Author: Michael E. Berrett, PhD

CLINICAL ADVICE

One of the most difficult tasks any of us face is watching the struggle and suffering of those we love.

It is especially difficult and heart wrenching to watch a loved one suffer with an eating disorder. What makes it so difficult are its far reaching effects: social, emotional, and spiritual confusion and chaos. With anorexia that chaos and confusion can be hidden under rigid perfectionism and an illusion of control. With bulimia, the confusion and chaos may be more obvious to us on the outside.

It is hard to watch suffering which seems deceptively “avoidable” or “fixable”. It doesn’t take long, however, to see the complexity.

In helping a loved one suffering with anorexia, bulimia, or a compulsive eating disorder I offer a few ideas to consider:

1.) Remember — eating disorders are complex and most often require many kinds of help. Don’t try to deal with this problem alone. Reach out to other professionals or other loved ones while searching for answers.

2.) What’s not said can be as damaging, or more so, than what is said. Don’t pretend, deny, or avoid the issue — that won’t help at all. Don’t “walk on eggshells.” Do address your observations and concerns to your loved one in a direct manner with kindness and respect.

3.) Ask your loved one for specifics about what they would like you to do and say and what not to do or say to best support their recovery from an eating disorder.

4.) Ask questions about “the person” rather than questions about their eating disorder. Have a relationship with them — not their eating disorder. Even if they act as if 90% of their life is their eating disorder, treat them as a person — not a behavior.

5.) Provide hope.
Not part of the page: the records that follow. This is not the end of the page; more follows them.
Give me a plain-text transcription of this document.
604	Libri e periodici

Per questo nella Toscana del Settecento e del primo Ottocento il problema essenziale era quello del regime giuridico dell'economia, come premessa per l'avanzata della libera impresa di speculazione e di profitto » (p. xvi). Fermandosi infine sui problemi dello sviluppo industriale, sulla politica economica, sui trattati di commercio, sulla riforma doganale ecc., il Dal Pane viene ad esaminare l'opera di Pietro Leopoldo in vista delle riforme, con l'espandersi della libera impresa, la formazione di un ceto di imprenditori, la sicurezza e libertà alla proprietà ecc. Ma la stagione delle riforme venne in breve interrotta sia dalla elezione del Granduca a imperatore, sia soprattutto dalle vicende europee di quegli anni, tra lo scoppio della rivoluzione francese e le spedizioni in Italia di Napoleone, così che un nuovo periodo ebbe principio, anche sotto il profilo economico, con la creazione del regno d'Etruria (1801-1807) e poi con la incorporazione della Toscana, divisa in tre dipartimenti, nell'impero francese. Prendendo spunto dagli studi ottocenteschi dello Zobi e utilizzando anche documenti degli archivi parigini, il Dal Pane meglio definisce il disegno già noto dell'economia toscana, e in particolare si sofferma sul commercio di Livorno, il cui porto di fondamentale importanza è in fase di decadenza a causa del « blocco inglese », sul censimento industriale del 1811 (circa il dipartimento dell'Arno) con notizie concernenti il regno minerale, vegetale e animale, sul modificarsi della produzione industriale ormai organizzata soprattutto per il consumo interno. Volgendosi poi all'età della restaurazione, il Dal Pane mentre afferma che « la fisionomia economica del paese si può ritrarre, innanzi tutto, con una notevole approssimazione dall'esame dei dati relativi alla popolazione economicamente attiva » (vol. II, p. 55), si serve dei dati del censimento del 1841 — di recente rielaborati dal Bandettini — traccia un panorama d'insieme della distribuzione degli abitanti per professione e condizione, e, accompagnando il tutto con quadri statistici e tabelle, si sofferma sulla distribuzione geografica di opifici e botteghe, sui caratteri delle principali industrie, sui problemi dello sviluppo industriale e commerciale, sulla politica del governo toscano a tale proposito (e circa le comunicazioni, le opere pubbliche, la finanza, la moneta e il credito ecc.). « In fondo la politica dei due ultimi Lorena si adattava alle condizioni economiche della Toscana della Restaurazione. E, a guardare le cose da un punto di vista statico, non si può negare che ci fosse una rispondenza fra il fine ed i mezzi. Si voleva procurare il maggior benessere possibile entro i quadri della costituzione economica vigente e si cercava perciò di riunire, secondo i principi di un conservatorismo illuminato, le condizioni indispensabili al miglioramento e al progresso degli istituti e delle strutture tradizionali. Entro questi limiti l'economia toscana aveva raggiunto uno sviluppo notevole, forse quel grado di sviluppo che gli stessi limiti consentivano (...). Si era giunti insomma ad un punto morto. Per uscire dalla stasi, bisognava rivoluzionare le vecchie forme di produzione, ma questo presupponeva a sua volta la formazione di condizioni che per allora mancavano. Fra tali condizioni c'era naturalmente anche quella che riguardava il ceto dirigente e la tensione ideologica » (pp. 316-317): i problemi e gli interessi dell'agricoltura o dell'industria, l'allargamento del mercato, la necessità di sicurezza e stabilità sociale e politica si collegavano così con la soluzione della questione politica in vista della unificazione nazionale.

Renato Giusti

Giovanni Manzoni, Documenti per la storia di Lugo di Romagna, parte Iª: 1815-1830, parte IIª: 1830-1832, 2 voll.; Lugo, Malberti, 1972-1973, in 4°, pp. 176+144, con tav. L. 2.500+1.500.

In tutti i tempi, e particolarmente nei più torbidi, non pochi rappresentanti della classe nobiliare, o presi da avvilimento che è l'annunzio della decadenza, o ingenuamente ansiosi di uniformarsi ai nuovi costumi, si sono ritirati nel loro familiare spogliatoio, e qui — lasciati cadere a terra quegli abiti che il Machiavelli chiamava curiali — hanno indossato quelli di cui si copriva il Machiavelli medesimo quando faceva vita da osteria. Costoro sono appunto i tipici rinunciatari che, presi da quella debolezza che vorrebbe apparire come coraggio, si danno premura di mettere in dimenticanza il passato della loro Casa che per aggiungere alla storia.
Discouragement, fear and at times feelings of hopelessness are common to those suffering from eating disorders. These feelings don’t need fuel — but correction. There is hope, there is something worth encouraging. Find it and do some coaching. After listening, acknowledging, empathizing, and validating feelings, move on to ideas, hopes, and positive possibilities.

6.) Don’t blame yourself. It’s not your fault. Whatever your mistakes or weaknesses as a parent, spouse, or loved one, you did not create this eating disorder. Take ownership for your weaknesses and frailties, take stock of your talents, gifts, and resources, and get to work providing love, support, and open invitations for them to come into a safe relationship with you as they are ready.

As you implement these and your own ideas to help your loved one, put yourself in their shoes, try to see the world from their model, listen to your heart and follow those impressions. Don’t give up. Since the fruits of your influence and efforts may not be fully recognized and seen for a while, patience and hope need to become friends of yours. Recovery can be a reality!